= Kaichō =

Public exhibition of religious objects from Buddhist temples

 (開帳, Kaichō), from the Edo period of Japan onwards, was the public exhibition of religious objects from Buddhist temples, usually relics or statuary, that were normally not on display. Such exhibitions were often the bases for public fairs, which would involve outdoor entertainment activities, market trading, and misemono. In the period from 1654 to 1868, in Edo city there were 1566 kaichō.

Kaichō literally means "the opening of the curtain", and the purpose of keeping such icons hidden from public view except on special occasions was twofold. First, it upheld the sanctity of the objects that were displayed, where making them viewable to the public all of the time would otherwise serve to devalue their religious impacts. Second, it served as both advertisement and as a fund-raiser for the temple—primarily, but not solely, to pay for building repair.

Accounts of such kaichō being held in Kamakura and Kyoto can be found dating from before the Edo period, but they only became truly popular during the 17th century. The occurrence of kaichō outside of temple grounds were primarily an Edo city phenomenon. The first such exterior kaichō in Edo was in 1676.
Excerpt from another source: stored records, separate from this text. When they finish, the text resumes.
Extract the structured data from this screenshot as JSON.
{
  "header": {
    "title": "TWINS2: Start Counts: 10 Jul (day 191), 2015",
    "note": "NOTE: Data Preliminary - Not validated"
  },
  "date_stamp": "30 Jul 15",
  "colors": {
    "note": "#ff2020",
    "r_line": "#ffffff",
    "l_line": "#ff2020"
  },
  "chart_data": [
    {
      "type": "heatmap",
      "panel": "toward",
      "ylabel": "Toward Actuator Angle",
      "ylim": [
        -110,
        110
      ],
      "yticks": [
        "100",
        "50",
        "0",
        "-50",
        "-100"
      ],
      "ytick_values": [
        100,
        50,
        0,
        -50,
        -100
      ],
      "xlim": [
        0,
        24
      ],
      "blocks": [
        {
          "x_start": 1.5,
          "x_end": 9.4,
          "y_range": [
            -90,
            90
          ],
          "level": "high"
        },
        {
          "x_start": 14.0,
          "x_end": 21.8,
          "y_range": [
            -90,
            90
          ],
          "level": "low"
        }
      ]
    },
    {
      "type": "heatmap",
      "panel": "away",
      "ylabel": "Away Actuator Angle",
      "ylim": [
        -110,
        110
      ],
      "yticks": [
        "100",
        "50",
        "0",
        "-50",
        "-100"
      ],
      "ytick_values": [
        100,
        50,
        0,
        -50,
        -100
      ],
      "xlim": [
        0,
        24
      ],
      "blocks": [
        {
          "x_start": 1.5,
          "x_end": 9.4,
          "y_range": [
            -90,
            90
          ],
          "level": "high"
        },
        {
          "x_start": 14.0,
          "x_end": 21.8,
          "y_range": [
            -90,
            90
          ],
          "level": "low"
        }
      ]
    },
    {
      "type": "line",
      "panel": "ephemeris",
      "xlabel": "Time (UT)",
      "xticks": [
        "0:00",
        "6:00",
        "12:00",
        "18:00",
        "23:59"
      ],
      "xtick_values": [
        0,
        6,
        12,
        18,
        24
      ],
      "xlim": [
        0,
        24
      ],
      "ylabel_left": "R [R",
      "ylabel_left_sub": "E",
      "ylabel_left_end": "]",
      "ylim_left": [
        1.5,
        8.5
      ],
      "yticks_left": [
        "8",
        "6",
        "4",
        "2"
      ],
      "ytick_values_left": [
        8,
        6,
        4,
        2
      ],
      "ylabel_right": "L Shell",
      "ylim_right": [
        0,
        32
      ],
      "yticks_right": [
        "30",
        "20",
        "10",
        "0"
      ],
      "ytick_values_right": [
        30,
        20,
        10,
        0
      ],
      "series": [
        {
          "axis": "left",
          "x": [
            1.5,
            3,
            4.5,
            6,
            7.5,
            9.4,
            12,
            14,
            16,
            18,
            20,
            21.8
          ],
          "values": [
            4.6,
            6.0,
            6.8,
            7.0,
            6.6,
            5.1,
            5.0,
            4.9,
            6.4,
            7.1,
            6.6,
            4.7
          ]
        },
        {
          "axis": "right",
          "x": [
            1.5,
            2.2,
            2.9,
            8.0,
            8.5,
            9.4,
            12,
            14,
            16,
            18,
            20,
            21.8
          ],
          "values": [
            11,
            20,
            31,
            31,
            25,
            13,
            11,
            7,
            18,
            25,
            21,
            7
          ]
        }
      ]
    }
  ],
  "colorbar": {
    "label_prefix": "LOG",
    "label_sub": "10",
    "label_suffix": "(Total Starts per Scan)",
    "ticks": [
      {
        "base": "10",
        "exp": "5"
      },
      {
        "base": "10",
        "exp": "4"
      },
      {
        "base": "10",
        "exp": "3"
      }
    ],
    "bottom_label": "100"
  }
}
Many kaichō were also degaichō, where the activities broadened into the opening of an entire area of the temple, turning it into a form of carnival, with entertainments, food vendors, and even freak shows, or with the religious objects being transported on a tour around the country. Technically, a degaichō is a kaichō outside temple grounds, and an igaichō is a kaichō where the display is within temple grounds. In theory, attendance at a kaichō was free of charge. In practice, attendees were expected to pay a fee upon entry, and to donate an extra gratuity upon viewing the object displayed. A kaichō would create an economic boom for the businesses around the temple, and were widely advertised and promoted.

Kaichō were organized with the permission of the state. Much of the information on the kaichō in Edo, for example, is recorded in Bukō nenpyō, a diary kept by Edo Kanda town official Saitō Gesshin, and in the Kaichō sashi yuyushichō, the bakufu record of the government-approved kaichō. Bakufu approval for degaichō comprised a meeting of the bakufu officials to assess the fundraising case for the proposed kaichō, which would grant permission for a kaichō lasting up to 60 days from the date that the approval was granted. Much of this regulation was imposed in order to eliminate competition for business. However, state regulation was not entirely motivated by this. Although the bakufu in Edo in the 18th century granted only five permits per season, limited to a maximum of sixty days, it was readily prepared to grant extensions to length and to grant special permits. The government saw kaichō as a means for combatting its budget deficit, by eliminating the grants that it had theretofore provided to temples in favour of temples organizing kaichō to raise their own funds.

The association of kaichō with non-religious activities, and the secularization of the event, led to the name becoming a slang appellation, in 19th century Edo, for any activity where a person indulged in revelry and frolics in an unusual or inappropriate place, or, further, for a crowd caught up with gambling fever or a person lost the heat of sexual passion.